The Dhaka city corporation election could have been a test for at least two things: to test out the electronic voting machines are completely immune to rigging in contrast to the opposition’s claims, and, to prove that the recent survey of IRI that claimed that the AL-led government is very popular and people are satisfied with their performance, amid social media criticism on the validity of the survey.
After examining the news of all major news agencies, talking to the voters in person and participating in the process myself, here is what I found.
Dysfunctional and useless
Though EVM was seen as an answer to stop vote-rigging by the chief of the election, it fell flat during the action. The most ‘obvious’ few things like the mismatch of fingerprints, machines going out of order etc. were prevalent. While some less obvious things that become obvious during the poll has made it quite clear that the EVM is certainly not immune to rigging.
There are three loopholes apart from technical errors in this all-EVM voting system.
First of all, to cast a vote in EVM, the following things need to be done: proving identity by entering fingerprint, signing beside the details printed on a paper, getting a finger marked as the proof of voting. This entire process, from entering the fingerprint to marking the finger, takes at least three to four minutes. Now, since the voting device is activated during this crucial few minutes, anyone can enter into the secret room where the machines are kept and cast one’s vote. Plus, as the voter got his finger marked, he cannot even prove that he was barred from voting.
Secondly, whenever a voter presses the button and confirms the vote, the symbol takes the entire screen to ensure that the vote has been cast, but it remains on the screen till the next voter arrives. So apparently, the secrecy of one’s vote is no more preserved and a voter can be easily tracked.
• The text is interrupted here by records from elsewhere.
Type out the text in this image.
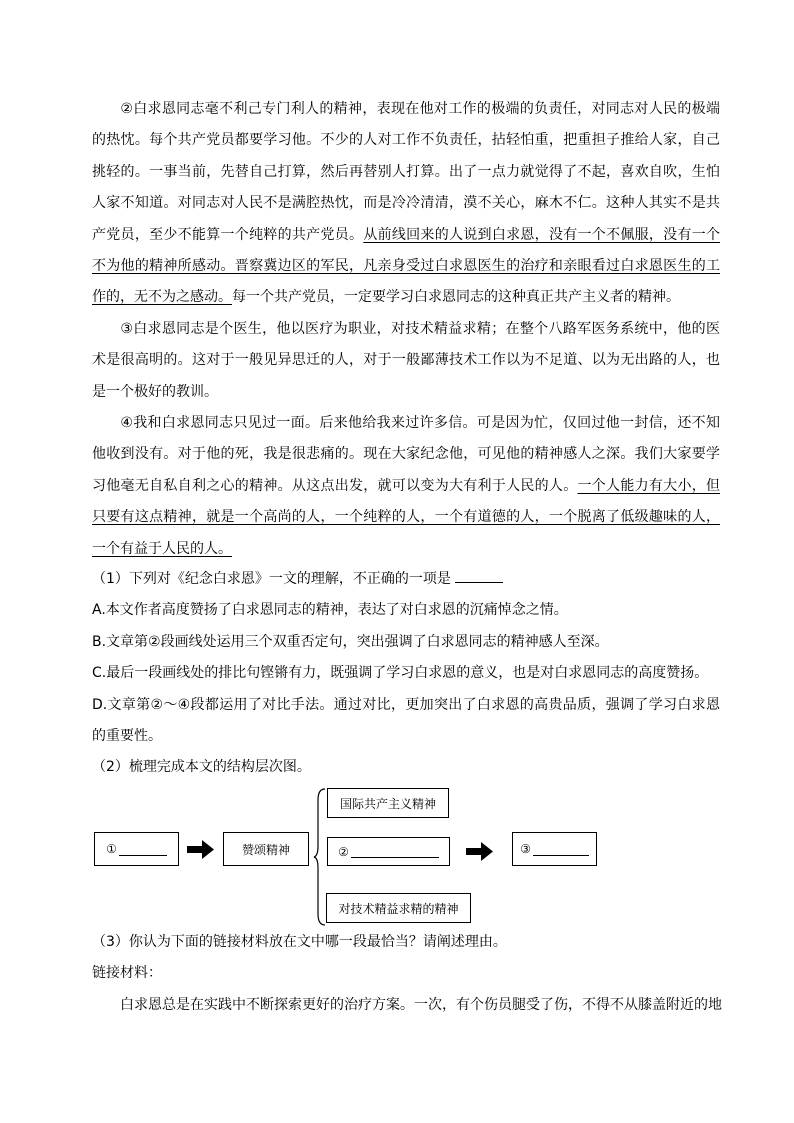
②白求恩同志毫不利己专门利人的精神，表现在他对工作的极端的负责任，对同志对人民的极端的热忱。每个共产党员都要学习他。不少的人对工作不负责任，拈轻怕重，把重担子推给人家，自己挑轻的。一事当前，先替自己打算，然后再替别人打算。出了一点力就觉得了不起，喜欢自吹，生怕人家不知道。对同志对人民不是满腔热忱，而是冷冷清清，漠不关心，麻木不仁。这种人其实不是共产党员，至少不能算一个纯粹的共产党员。从前线回来的人说到白求恩，没有一个不佩服，没有一个不为他的精神所感动。晋察冀边区的军民，凡亲身受过白求恩医生的治疗和亲眼看过白求恩医生的工作的，无不为之感动。每一个共产党员，一定要学习白求恩同志的这种真正共产主义者的精神。

③白求恩同志是个医生，他以医疗为职业，对技术精益求精；在整个八路军医务系统中，他的医术是很高明的。这对于一般见异思迁的人，对于一般鄙薄技术工作以为不足道、以为无出路的人，也是一个极好的教训。

④我和白求恩同志只见过一面。后来他给我来过许多信。可是因为忙，仅回过他一封信，还不知他收到没有。对于他的死，我是很悲痛的。现在大家纪念他，可见他的精神感人之深。我们大家要学习他毫无自私自利之心的精神。从这点出发，就可以变为大有利于人民的人。一个人能力有大小，但只要有这点精神，就是一个高尚的人，一个纯粹的人，一个有道德的人，一个脱离了低级趣味的人，一个有益于人民的人。

（1）下列对《纪念白求恩》一文的理解，不正确的一项是

A.本文作者高度赞扬了白求恩同志的精神，表达了对白求恩的沉痛悼念之情。

B.文章第②段画线处运用三个双重否定句，突出强调了白求恩同志的精神感人至深。

C.最后一段画线处的排比句铿锵有力，既强调了学习白求恩的意义，也是对白求恩同志的高度赞扬。

D.文章第②～④段都运用了对比手法。通过对比，更加突出了白求恩的高贵品质，强调了学习白求恩的重要性。

（2）梳理完成本文的结构层次图。

①	赞颂精神
国际共产主义精神
②
对技术精益求精的精神
③

（3）你认为下面的链接材料放在文中哪一段最恰当？请阐述理由。

链接材料：

白求恩总是在实践中不断探索更好的治疗方案。一次，有个伤员腿受了伤，不得不从膝盖附近的地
The voter standing in the queue saw the vote of the previous voter, and is quite sure that the voter who entered next saw his vote.
Finally, because the commission itself knows the prevalence of fingerprint mismatches, EVM allows a polling official in the room to intervene and use his/her fingerprint to allow the voter to vote after confirming the voter’s identity from his national ID. In an election atmosphere where centre and booths are heavily manned by ruling party activists, possible misuse of polling official’s fingerprint in favour of their favourites can be rife.
If we look into the details of the news reports, all these factors played a role in this most recent poll.
Allegations of voting by someone else after entering the fingerprint, forcing voters to vote for ruling party candidates from inside the secret room were backed by substantial evidence including photographs and videos.
On the other hand, Beating up, threatening voters, even cancelling votes when ruling party men identified voters voting against their favourite emerged from the voters.
While the BBC correspondent in Bangladesh has confirmed at least one case of abnormal voting, possibly with the help of polling official in a centre of Mohammadpur, where 33% votes were cast in a centre though there were no queues in front of the booths and the machines of that centre were out of order for several hours.
No confidence on voters
Though decision-makers of Awami League love to refer different surveys to back their claim that people are with them when it comes to voting, it appears that they do not take themselves seriously.
Acknowledging that the election atmosphere this time was pretty well before the election compared to the last national election, nervous breakdowns were observed right before the poll when government ministers including their head started coming down on foreign missions in Bangladesh with a view to limiting their manpower. This was possibly done to reduce their coverage area during the election as the more frequent movement of observers would have created a problem to rig the poll.
Right before the election, an open call was made for the AL-men to occupy and control polling centres by a top AL leader. Awami League praesidium member Abdur Rahman said, “You will go to the polling centres early in the morning, cast your vote and keep the centres under your control.” Any such call from a person with bare minimum confidence on voters is unlikely.
And finally, the way the AL-men took control of each centre, escorted the voters, intimidated a good number of voters, it is quite evident that the survey and opinion polls matter little to AL top brass, and their confidence over the voter is quite low.
What is next?
This election will bear the hallmark of the great fall of much-anticipated success of all-EVM poll. However, our experience with the election commission says they are not going to pay any heed to that. And with this dysfunctional election system and a machine with so many questions, Bangladesh will be having a tough time with its democracy.